The Y-Prize Competition Grand Finale, which took place Monday, February 4, saw the judging of the final four teams, whose challenge it was to suggest practical applications of robotic technology developed in the GRASP Lab at Penn.
The participants had the pleasure of seeing their work recognized out of the original thirteen teams, as they presented diverse and innovative uses of the technology to a rapt audience in Levine Hall.
The judges acknowledged that the final decision was not an easy one, but crowned IDENTIFIED, a team composed of two undergraduate SEAS students, Kelsey Duncombe-Smith and Dick Zhang, and Wharton PhD candidate Andy Wu, as the final winners.

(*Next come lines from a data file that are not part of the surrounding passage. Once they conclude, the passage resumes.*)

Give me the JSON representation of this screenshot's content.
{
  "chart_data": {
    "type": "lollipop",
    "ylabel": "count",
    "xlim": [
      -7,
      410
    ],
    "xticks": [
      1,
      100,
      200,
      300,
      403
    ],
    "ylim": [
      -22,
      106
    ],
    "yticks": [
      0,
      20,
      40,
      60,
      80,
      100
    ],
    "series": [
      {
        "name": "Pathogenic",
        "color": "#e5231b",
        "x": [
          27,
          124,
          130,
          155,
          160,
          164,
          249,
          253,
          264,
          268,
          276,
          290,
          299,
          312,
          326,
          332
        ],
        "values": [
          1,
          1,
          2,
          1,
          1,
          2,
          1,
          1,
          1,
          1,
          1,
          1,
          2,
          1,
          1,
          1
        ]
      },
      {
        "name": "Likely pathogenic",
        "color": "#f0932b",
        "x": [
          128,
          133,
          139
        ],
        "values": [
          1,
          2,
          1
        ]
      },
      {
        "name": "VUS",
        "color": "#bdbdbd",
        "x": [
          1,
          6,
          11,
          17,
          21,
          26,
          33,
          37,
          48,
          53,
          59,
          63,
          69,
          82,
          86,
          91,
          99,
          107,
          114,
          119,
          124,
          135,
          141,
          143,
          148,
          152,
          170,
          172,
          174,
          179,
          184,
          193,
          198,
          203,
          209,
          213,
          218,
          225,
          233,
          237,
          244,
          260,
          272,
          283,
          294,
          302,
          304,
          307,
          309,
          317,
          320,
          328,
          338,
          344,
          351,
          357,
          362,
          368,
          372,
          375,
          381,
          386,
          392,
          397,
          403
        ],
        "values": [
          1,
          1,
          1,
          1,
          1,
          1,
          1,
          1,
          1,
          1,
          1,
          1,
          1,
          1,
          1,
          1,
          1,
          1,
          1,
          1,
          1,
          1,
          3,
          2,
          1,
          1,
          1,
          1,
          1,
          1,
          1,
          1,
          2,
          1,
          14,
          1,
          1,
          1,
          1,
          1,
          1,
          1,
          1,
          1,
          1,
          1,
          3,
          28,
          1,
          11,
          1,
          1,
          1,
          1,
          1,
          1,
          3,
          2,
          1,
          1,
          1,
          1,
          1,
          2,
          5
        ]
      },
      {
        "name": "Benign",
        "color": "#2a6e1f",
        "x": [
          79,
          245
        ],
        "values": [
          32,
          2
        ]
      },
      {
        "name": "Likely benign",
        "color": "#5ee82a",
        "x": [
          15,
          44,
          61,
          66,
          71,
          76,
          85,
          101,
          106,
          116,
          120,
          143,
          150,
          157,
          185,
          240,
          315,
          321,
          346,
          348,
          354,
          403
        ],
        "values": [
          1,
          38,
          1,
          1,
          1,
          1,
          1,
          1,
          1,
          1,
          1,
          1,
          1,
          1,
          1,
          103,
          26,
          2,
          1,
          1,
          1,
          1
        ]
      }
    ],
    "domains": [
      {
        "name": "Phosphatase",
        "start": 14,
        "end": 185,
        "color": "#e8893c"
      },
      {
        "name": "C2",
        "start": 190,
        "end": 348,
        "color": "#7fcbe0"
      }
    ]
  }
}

IDENTIFIED’s proposal uses robotic quadrotor technology developed at Penn to help detect and disarm Improvised Explosive Devices (IED), which are increasingly a concern for the United States as we find ourselves engaged in unconventional warfare situations. The IDENTIFIED team’s proposal exemplifies the Mack Center’s ideology beautifully, targeting areas of possible innovation and applying new solutions based on emergent technologies.
Other applications of the technology included the COPter team’s proposal to improve police response to crime around the Penn campus—particularly relevant in light of the slew of crimes in the past school year—as well as larger scale projects to improve the system of administering hormones in the U.S. cattle industry by team RAVEN, and ARC’s idea of increasing commercial construction efficiency with robotic technology.
As a student member of the Mack Center staff, it was great to see the excited atmosphere at the finals; the competition attracted wide participation from undergraduates as well as MBA and PhD students, who mingled in the reception hall and nibbled on canapés as they waited for the results.
It was easy to see that everyone involved in the competition had put careful effort into planning presentations, taking into account details like pricing estimates and sales strategies. Y-Prize was a soaring example of collaboration across Penn’s schools, but it was also a brilliant opportunity for students to be animated by deciding on real world applications of their knowledge.